GUATEMALA, (PL).— Fuerzas especiales del ejército y la policía de
Guatemala reprimieron a cientos de personas que realizaban una
protesta en momentos en que el presidente estadounidense George Bush
era recibido oficialmente por las autoridades locales.
Coreando consignas contra la presencia del jefe de la Casa Blanca
en el país, los manifestantes lograron llegar hasta unos 100 metros de
la sede del gobierno, donde fueron detenidos por un triple cordón de
fuerzas especiales del ejército y la policía.
Luego de más de dos horas de protestas, durante las cuales se
pronunciaron representantes de diversos sectores sociales, los
elementos de seguridad comenzaron a lanzar bombas de gas lacrimógeno y
arremetieron con bastones contra los presentes.
El ataque ocurrió pese al carácter pacífico de la protesta, la cual
tenía como objetivo demostrar el malestar de los guatemaltecos por la
visita de Bush, coincidente con el recrudecimiento de las
deportaciones de indocumentados en Estados Unidos.

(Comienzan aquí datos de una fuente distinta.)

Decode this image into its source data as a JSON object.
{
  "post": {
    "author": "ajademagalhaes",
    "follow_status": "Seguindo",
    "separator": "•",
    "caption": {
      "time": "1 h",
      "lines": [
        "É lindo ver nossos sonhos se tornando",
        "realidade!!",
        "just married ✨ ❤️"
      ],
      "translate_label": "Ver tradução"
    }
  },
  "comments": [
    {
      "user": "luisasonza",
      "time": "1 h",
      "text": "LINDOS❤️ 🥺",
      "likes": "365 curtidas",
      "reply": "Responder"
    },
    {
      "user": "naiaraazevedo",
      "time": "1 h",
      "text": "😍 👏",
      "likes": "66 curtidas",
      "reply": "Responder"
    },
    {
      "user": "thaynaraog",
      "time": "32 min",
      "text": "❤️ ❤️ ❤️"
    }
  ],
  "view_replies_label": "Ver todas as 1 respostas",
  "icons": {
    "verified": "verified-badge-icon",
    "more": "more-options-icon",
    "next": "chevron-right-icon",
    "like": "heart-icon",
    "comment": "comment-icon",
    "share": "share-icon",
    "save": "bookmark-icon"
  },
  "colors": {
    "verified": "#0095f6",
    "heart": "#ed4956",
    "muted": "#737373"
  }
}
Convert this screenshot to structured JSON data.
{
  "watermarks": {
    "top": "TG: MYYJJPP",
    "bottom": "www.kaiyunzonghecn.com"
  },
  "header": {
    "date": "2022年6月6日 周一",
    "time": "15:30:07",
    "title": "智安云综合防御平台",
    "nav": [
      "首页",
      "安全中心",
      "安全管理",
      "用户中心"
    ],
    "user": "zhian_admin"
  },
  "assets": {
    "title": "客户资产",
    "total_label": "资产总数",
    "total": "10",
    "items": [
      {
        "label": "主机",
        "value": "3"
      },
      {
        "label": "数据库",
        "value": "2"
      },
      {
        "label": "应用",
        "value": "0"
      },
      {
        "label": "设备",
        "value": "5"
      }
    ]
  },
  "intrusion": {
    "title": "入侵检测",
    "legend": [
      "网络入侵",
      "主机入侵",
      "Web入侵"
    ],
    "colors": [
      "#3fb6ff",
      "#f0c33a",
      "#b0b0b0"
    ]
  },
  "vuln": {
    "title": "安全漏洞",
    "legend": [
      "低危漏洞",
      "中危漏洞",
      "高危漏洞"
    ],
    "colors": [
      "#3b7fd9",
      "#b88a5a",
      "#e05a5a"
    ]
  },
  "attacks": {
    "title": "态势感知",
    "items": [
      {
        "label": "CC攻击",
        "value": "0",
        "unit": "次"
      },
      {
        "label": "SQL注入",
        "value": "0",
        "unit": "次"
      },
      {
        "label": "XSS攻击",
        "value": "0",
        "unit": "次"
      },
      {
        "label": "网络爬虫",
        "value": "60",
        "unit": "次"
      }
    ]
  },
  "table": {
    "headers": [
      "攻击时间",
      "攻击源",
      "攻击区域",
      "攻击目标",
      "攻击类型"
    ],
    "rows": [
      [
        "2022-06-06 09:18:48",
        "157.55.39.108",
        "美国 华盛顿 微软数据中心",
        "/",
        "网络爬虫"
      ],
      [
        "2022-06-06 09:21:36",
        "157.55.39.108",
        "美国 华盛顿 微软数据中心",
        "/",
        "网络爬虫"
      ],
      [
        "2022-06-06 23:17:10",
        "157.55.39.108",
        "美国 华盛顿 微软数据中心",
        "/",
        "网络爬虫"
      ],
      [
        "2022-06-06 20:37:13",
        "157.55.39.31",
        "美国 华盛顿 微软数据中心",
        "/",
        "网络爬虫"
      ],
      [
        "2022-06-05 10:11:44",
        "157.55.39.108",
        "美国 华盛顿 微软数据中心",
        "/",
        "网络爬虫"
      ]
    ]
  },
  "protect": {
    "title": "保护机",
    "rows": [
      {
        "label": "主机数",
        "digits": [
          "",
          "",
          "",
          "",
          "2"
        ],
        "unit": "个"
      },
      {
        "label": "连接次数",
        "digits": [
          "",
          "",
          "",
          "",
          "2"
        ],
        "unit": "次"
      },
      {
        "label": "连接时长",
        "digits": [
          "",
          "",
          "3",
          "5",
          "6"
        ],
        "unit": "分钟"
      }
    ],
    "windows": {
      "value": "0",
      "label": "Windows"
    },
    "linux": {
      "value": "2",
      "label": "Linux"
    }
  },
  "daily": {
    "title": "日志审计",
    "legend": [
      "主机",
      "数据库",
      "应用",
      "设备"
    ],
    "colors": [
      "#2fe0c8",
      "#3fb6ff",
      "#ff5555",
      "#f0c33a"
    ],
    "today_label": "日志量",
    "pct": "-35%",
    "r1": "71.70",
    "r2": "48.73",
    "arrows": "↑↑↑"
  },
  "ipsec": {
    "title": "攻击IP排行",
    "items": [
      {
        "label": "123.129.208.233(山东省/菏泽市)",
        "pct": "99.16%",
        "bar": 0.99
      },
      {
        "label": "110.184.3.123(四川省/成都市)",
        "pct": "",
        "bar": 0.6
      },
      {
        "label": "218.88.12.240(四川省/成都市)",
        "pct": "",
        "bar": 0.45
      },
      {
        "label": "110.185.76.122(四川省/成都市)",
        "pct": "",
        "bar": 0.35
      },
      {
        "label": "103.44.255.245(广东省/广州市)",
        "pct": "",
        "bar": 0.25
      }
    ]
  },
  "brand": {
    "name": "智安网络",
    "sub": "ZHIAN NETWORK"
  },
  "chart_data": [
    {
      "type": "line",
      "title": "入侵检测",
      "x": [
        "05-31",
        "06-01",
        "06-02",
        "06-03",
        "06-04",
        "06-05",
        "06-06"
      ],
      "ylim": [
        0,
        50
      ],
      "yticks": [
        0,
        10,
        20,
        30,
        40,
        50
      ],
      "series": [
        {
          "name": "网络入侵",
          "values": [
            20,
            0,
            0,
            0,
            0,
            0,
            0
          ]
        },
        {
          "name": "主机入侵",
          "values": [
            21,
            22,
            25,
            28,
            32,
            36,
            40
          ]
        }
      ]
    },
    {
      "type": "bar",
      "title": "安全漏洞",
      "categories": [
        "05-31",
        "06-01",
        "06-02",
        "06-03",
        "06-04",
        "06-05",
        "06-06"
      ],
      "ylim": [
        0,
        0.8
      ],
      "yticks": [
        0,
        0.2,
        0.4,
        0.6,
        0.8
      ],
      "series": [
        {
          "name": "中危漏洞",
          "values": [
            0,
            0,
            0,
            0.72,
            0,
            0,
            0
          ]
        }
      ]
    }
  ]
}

Cuatro personas fueron detenidas durante los enfrentamientos,
mientras otras fueron intoxicadas por los gases lanzados por la
policía.
Desde tempranas horas de la mañana en todo el centro histórico
capitalino se estableció un riguroso control, el cual abarcó unos tres
kilómetros a la redonda del Palacio Nacional de la Cultura.
Las restricciones se hacían más intensas en las cercanías de la
sede de gobierno, donde se realizó la recepción oficial a Bush y la
entrevista de los dos gobernantes.
A los periodistas y el personal que cubrió estos actos y la
posterior conferencia de prensa, sólo se les permitió el acceso por
una calle.
La entrada al recinto estaba custodiada por agentes del servicio
secreto estadounidense, quienes inspeccionaron dos veces los equipos
de prensa, con las consecuentes molestias a los comunicadores.
Todas estas medidas, empero, no impedieron a sindicalistas,
estudiantes, amas de casa y trabajadores del sector informal llegar
cerca del Palacio para expresar su repudio a la visita de Bush.
Luego de la arremetida contra los manifestantes, fuertes
contingentes policiales y del ejército tomaron control de más calles y
avenidas, donde impidieron el tránsito de peatones.